The wisdom he imparts to his children is not “Do unto others as you would have them do unto you” but “Human + Time = Dirt.” Thanks, Dad. Mom is not much better; before meeting her death, she tells her husband and children about her whiskey sour-sparked infidelities while dad was away at war.
No one seems sane in “Big Death & Little Death.” The children are basket cases, and the adult authority figures are either trolling for sex — like mom and Miss Endor — or messing with your head, like dad and the frighteningly unhinged Uncle Jerry (Michael Willis), who dies in a submarine mishap cursing his favorite nephew Gary over the phone as the oxygen runs out.
When a barking, miserable pit bull (played with belly-scratching vividness by Scott McCormick) is the sole endearing figure, you know this is a play that not just embraces the dark side, but wallows in it.
There is much about “Big Death & Little Death” that makes you feel dirty, but fortunately, Mr. Birnbaum has a way with extreme gallows humor and you often find yourself shocked into laughter.
“Big Death & Little Death” has an unfinished, “let’s throw everything in but the garbage disposal” feel to it, especially toward the denouement. How do you end a play populated with such awful people doing awful things? Christopher Durang faced a similar problem with his sick take on beach rentals, “Betty’s Summer Vacation,” and both he and Mr. Birnbaum come to the same conclusion: They blow up everything.
“Betty’s Summer Vacation” closes with an explosion, and this play depicts the end of the universe, as Gary, Kristi and Harley huddle under a blanket to watch the stars go out one by one.
It’s a bombastic ending — one that uses the big toy box of special effects Woolly Mammoth now has at its disposal in its new theater — but not satisfying from a dramaturgical or emotional viewpoint.

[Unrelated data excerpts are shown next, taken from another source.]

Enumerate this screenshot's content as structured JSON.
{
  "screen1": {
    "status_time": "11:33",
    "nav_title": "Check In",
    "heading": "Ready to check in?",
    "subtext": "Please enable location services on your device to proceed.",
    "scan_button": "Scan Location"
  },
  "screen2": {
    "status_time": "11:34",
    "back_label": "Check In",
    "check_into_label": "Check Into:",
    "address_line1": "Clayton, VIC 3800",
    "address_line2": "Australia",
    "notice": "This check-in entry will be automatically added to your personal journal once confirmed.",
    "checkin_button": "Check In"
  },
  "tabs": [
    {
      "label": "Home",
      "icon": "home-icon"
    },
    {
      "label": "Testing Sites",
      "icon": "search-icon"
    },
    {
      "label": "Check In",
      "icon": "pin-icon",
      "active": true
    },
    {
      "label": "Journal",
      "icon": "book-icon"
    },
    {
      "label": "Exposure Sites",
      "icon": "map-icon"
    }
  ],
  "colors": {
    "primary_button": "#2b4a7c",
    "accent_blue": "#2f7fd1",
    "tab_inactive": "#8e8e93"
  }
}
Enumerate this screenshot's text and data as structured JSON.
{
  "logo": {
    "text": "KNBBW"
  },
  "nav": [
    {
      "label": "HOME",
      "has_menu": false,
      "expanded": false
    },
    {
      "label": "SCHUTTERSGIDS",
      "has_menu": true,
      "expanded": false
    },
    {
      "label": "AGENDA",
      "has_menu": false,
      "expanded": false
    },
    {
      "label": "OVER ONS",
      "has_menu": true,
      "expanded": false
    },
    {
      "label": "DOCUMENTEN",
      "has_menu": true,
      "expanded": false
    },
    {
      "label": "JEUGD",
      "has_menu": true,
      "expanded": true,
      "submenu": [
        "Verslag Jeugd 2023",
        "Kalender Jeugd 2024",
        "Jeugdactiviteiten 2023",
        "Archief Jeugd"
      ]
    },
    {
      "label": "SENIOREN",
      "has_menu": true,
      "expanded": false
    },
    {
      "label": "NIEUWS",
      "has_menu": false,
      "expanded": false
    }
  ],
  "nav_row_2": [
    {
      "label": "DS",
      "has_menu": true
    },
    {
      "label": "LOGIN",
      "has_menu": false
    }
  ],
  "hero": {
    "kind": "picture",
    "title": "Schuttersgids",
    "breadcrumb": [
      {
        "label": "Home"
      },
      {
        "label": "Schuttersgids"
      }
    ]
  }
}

Director Howard Shalwitz tries valiantly to overcome the pitfalls in the script with a slew of theatrical whiz-bangs, and more successfully, with outstanding performances. Miss Gilbert demonstrates, as she did in Woolly’s “Cooking With Elvis,” that she is the master of capturing teen neediness and rebellion, and Mr. Sullivan proves an able foil as her smart, conflicted brother Gary.
Mr. Morella is so convincing as the crazy dad that you want to give him directions to St. Elizabeths. Miss DeSanti gives us a portrait of a different kind of nuts with her drug-snorting, vacuous and empty Miss Endor.
“Big Death & Little Death” could never be construed as a play you can cozy up to. Rather, it leaves you shaken and disturbed by its message that no one gets out of childhood undamaged.
WHAT: “Big Death & Little Death” by Mickey Birnbaum
WHERE: Woolly Mammoth Theatre Company, 641 D St. NW
WHEN: 8 p.m., Wednesdays through Saturdays; 2 p.m. and 7 p.m., Sundays. Through June 12.